Pourquoi la famille Roosevelt a choisi Campobello
Au cours des années 1880, les familles riches avaient beaucoup de temps libre et les moyens d'en profiter. C'était lépoque des longues vacances d'été et des magnifiques stations de villégiature. Dès 1855, on se rendait à Campobello pour profiter de ses attraits. Toutefois, le commerce estival n'a vraiment commencé à y prospérer que lorsqu'un groupe d'hommes d'affaires de Boston et de New York s'est porté acquéreur de l'île en 1881.

À gauche, l'hôtel Tyn-y-Coed, où les Roosevelt passèrent l'été 1883; ce nom d'origine galloise signifie « la maison dans les bois ». À droite, se trouve le Tyn-y-Maes (« la maison dans les champs »)..
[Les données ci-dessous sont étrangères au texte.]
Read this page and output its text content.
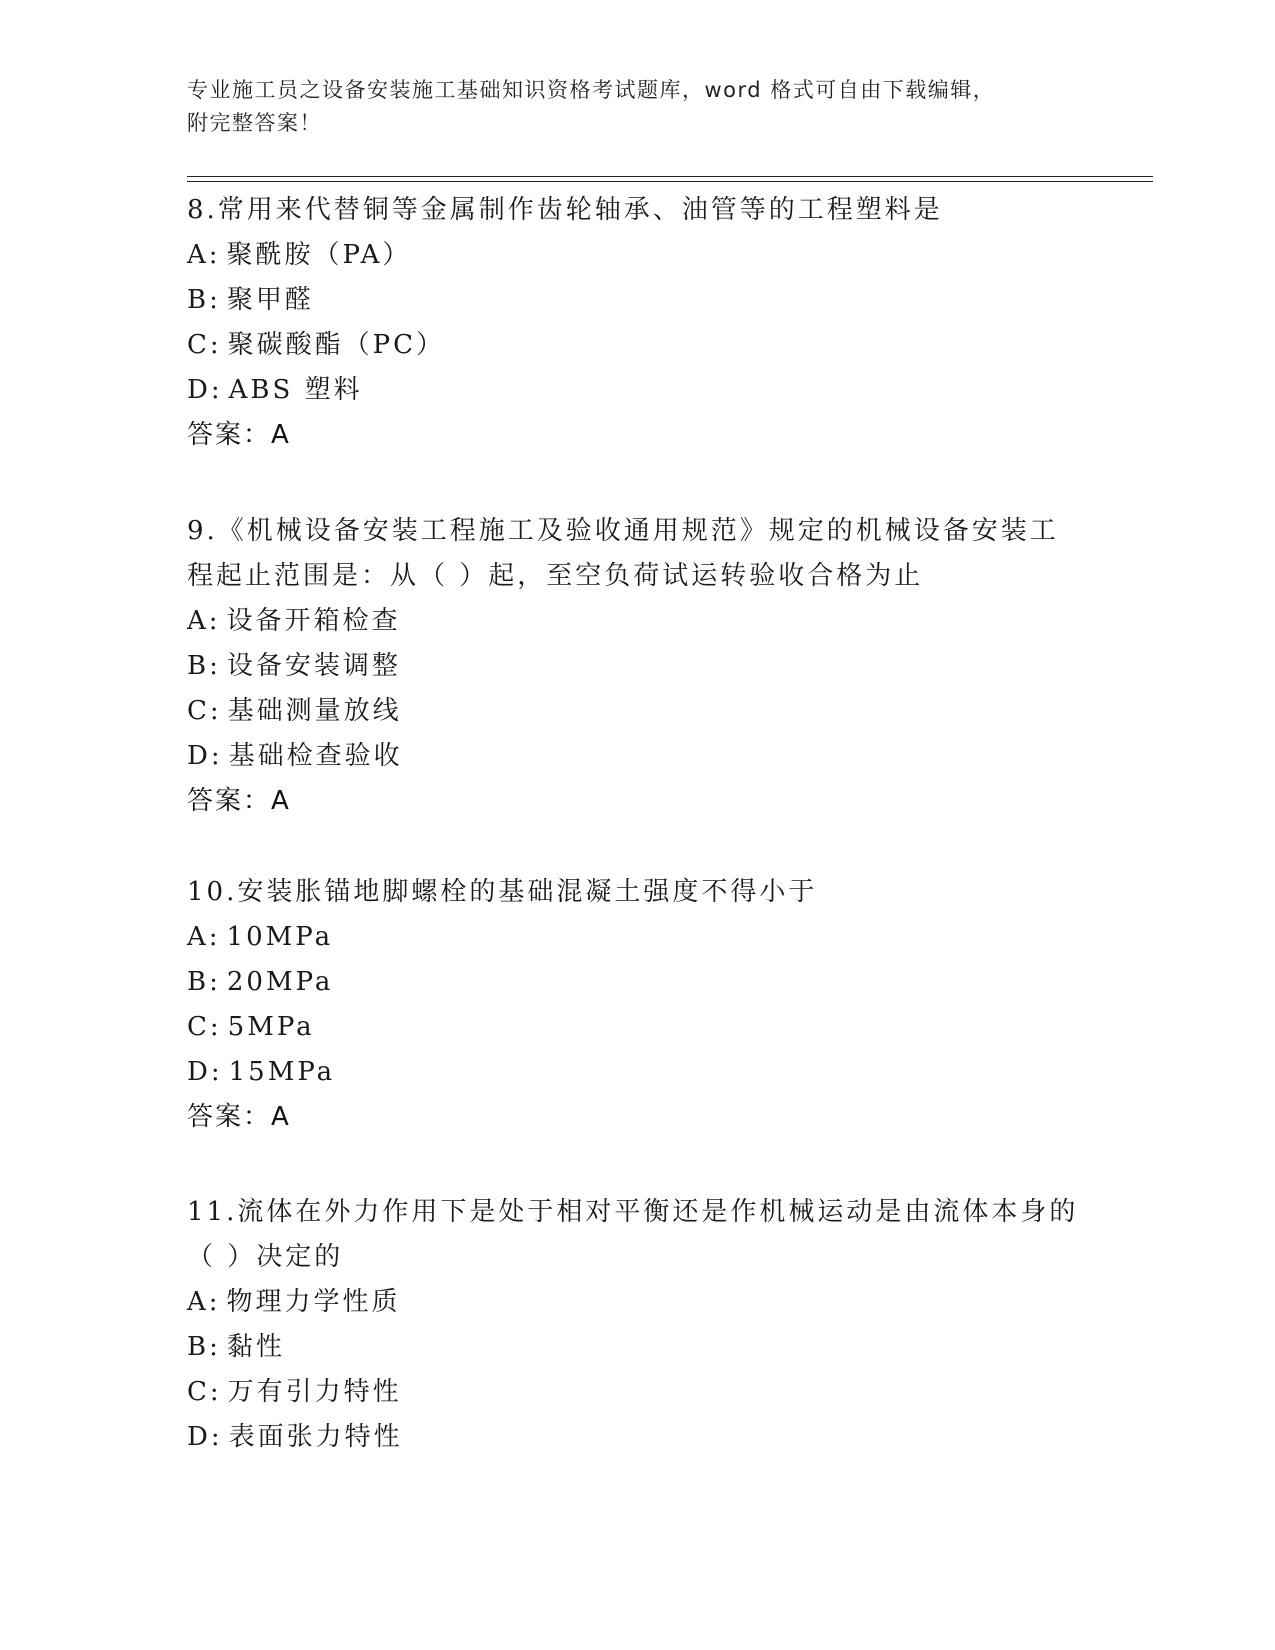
专业施工员之设备安装施工基础知识资格考试题库，word 格式可自由下载编辑，
附完整答案！
8.常用来代替铜等金属制作齿轮轴承、油管等的工程塑料是
A: 聚酰胺（PA）
B: 聚甲醛
C: 聚碳酸酯（PC）
D: ABS 塑料
答案：A
9.《机械设备安装工程施工及验收通用规范》规定的机械设备安装工
程起止范围是：从（ ）起，至空负荷试运转验收合格为止
A: 设备开箱检查
B: 设备安装调整
C: 基础测量放线
D: 基础检查验收
答案：A
10.安装胀锚地脚螺栓的基础混凝土强度不得小于
A: 10MPa
B: 20MPa
C: 5MPa
D: 15MPa
答案：A
11.流体在外力作用下是处于相对平衡还是作机械运动是由流体本身的
（ ）决定的
A: 物理力学性质
B: 黏性
C: 万有引力特性
D: 表面张力特性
Les nouveaux propriétaires, sous le nom de la Campobello Company, y aménagèrent trois hôtels de luxe qu'ils louaient à des entreprises privées. Les brochures des hôtels vantaient le climat tempéré, l'air pur, vivifiant, salin et embaumé ainsi que la grande beauté du paysage. « De hautes falaises et des caps abrupts, parsemés ici et là de plages de galets le long des rivages. Des forêts d'épinettes, de pins et certains feuillus. Des sentiers et des promenades d'une grande beauté le long des rivières ou en forêt... » (Traduction) brochure sur l'île Campobello, an Ideal Summer Resort, 1931.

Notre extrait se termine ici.